Decision time -- Ray Grabanski
Grains have continued their recovery this week, gaining back even more and approaching the yearly highs again in corn and soybeans, with wheat running back to the old highs. This was quite a retracement for wheat, gaining a $1 in just over four days of trading! After challenging those highs, they've retreated a bit, but it is impressive to see these healthy gains on the strength of the Australian crop problems with their recent wet harvest.
It is interesting that corn has not participated in the rally, with wheat stocks in the US still projected to be larger than corn ending stocks. One would think there is a lot of wheat of milling quality in the US to provide an offset for the feed wheat that is being produced in large quantities in the Australian outback. It would be an interesting year, indeed, if we actually end up with larger wheat ending stocks than corn ending stocks - this is likely not going to happen, in reality. But what it takes to get the wheat stocks down and corn stocks up is still anyone's guess. So while the US stocks suggest we should be using wheat for feed in the US, the rest of the world's wheat problems with quality wheat is pushing prices another direction - one that is trying to discourage the feeding of milling quality wheat.
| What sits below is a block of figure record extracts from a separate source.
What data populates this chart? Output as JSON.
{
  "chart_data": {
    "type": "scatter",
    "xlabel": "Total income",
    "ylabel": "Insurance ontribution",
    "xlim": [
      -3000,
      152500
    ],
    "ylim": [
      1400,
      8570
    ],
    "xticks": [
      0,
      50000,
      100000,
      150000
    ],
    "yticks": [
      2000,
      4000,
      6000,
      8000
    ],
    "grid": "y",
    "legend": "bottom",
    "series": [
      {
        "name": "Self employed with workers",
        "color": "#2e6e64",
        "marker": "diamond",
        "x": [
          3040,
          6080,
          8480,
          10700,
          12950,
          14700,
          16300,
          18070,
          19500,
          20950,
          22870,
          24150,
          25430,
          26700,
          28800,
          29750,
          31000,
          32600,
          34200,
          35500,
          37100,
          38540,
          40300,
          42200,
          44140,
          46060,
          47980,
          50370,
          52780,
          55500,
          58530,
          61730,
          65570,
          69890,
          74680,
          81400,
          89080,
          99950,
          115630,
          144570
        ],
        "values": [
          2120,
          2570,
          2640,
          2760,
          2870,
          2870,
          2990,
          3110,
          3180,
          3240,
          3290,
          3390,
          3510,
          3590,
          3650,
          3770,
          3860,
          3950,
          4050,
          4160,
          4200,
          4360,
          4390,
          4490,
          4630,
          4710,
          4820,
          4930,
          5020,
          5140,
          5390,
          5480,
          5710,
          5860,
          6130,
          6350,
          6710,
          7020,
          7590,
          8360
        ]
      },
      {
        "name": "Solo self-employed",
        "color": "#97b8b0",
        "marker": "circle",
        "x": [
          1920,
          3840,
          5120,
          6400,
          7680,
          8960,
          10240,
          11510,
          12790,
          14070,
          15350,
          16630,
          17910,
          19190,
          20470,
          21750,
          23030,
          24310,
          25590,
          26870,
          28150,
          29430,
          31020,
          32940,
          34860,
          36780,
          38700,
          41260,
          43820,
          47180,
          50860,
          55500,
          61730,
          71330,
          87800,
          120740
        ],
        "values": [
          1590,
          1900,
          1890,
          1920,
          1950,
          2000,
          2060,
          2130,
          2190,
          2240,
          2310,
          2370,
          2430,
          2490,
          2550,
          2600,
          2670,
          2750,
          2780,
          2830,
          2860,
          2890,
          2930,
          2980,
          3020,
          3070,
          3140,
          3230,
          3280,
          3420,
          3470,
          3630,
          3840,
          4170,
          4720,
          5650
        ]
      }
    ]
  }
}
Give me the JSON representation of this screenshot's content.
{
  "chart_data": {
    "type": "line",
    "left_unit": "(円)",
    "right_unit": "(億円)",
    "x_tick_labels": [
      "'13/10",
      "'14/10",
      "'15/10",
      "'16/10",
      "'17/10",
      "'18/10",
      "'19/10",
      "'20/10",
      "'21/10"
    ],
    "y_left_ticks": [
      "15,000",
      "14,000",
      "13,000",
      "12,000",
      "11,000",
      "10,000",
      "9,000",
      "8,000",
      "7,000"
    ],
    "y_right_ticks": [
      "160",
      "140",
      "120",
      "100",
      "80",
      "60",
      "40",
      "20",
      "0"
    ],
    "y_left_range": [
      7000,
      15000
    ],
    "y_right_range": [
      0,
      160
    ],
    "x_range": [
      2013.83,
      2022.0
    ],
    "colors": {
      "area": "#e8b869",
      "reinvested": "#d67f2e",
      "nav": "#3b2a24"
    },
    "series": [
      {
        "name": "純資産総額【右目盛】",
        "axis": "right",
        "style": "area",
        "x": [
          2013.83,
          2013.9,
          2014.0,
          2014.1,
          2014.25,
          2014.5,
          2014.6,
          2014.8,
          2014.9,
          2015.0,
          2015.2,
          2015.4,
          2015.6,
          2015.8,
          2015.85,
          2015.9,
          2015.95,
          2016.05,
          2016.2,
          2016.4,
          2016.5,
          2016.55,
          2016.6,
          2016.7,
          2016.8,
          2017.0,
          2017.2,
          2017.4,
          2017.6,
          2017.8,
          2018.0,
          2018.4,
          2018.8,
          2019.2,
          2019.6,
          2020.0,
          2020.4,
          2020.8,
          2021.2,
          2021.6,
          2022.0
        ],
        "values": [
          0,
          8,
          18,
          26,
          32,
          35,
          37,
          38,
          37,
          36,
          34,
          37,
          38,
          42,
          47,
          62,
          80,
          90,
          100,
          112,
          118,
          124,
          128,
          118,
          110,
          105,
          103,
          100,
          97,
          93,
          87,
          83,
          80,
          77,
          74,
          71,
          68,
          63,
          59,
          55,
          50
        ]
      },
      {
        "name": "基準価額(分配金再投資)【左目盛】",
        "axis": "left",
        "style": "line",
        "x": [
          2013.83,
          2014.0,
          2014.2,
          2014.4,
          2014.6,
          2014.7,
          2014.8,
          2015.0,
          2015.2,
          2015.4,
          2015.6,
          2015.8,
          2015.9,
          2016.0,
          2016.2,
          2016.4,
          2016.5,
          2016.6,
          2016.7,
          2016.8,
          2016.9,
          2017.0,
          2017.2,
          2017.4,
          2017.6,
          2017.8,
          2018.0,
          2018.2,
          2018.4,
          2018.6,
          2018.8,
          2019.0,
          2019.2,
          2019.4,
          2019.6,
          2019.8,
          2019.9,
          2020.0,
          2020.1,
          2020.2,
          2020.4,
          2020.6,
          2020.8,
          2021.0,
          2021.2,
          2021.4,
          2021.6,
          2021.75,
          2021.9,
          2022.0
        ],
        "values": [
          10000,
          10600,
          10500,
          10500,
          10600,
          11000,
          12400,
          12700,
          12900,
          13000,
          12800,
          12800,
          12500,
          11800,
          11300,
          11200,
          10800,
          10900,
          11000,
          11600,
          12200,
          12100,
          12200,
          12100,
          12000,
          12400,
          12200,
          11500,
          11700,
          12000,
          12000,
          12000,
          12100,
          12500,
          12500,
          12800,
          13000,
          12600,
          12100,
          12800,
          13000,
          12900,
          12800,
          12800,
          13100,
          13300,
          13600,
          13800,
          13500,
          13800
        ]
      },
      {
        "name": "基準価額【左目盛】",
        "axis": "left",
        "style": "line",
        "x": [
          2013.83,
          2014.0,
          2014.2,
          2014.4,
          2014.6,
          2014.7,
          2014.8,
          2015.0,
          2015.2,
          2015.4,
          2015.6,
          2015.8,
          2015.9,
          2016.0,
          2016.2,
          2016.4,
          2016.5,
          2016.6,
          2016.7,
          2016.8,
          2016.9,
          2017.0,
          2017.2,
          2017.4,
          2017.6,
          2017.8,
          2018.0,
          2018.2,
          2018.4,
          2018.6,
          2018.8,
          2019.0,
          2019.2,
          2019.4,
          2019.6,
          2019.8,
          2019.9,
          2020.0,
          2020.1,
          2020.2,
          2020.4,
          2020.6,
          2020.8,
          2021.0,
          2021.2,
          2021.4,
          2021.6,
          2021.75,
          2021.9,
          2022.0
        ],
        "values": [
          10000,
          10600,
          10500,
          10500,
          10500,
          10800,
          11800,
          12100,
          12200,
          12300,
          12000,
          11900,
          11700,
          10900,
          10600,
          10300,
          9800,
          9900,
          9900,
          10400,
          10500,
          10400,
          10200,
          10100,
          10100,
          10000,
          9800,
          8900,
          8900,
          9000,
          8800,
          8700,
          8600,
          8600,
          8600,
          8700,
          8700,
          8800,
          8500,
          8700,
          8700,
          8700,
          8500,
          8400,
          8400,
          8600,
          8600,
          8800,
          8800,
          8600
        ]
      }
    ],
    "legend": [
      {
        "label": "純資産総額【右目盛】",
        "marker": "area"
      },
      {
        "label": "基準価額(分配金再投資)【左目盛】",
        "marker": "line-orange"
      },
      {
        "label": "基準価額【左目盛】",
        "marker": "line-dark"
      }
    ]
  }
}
So, the wheat market is rallying sharply while dragging the corn and soybeans higher reluctantly. Whether or not corn and soybean cans continue their rally and gain back enough to push these markets back into uptrends (after recent topping type price action) remains to be seen.
The enthusiasm for the bull side of corn and soybeans just doesn't seem to be there.
So, while the markets have recovered a great deal recently, it remains to be seen whether they can overcome the recent highs in corn and soybeans.
Since we've regained so much of recent losses (60-70% retracement of losses since Nov. 9), these are great places to place hedges in a low risk, high potential reward location. For markets in corn and soybeans suggested topping type price action in early November, and now have retraced about as far as they should IF the top has indeed been formed.
Selling at current price levels, with a buy stop above the old highs, seems like a very prudent thing to do for hedgers. For if indeed the top was finally formed in early November, these prices won't be seen again for a while. And if these aren't tops, we can simply stop ourselves out at the old highs (a specified price risk parameter) and hope the market continues to run higher. Although Pro Ag is not a believer in seeing prices equal to 2008 highs, if we don't stop here that realistically is the next technical price target. It just doesn't seem like the world is in quite the same bullish mindset as it was in the 2008 rally, and it sure didn't take long for prices to retreat from those levels once the highs were formed.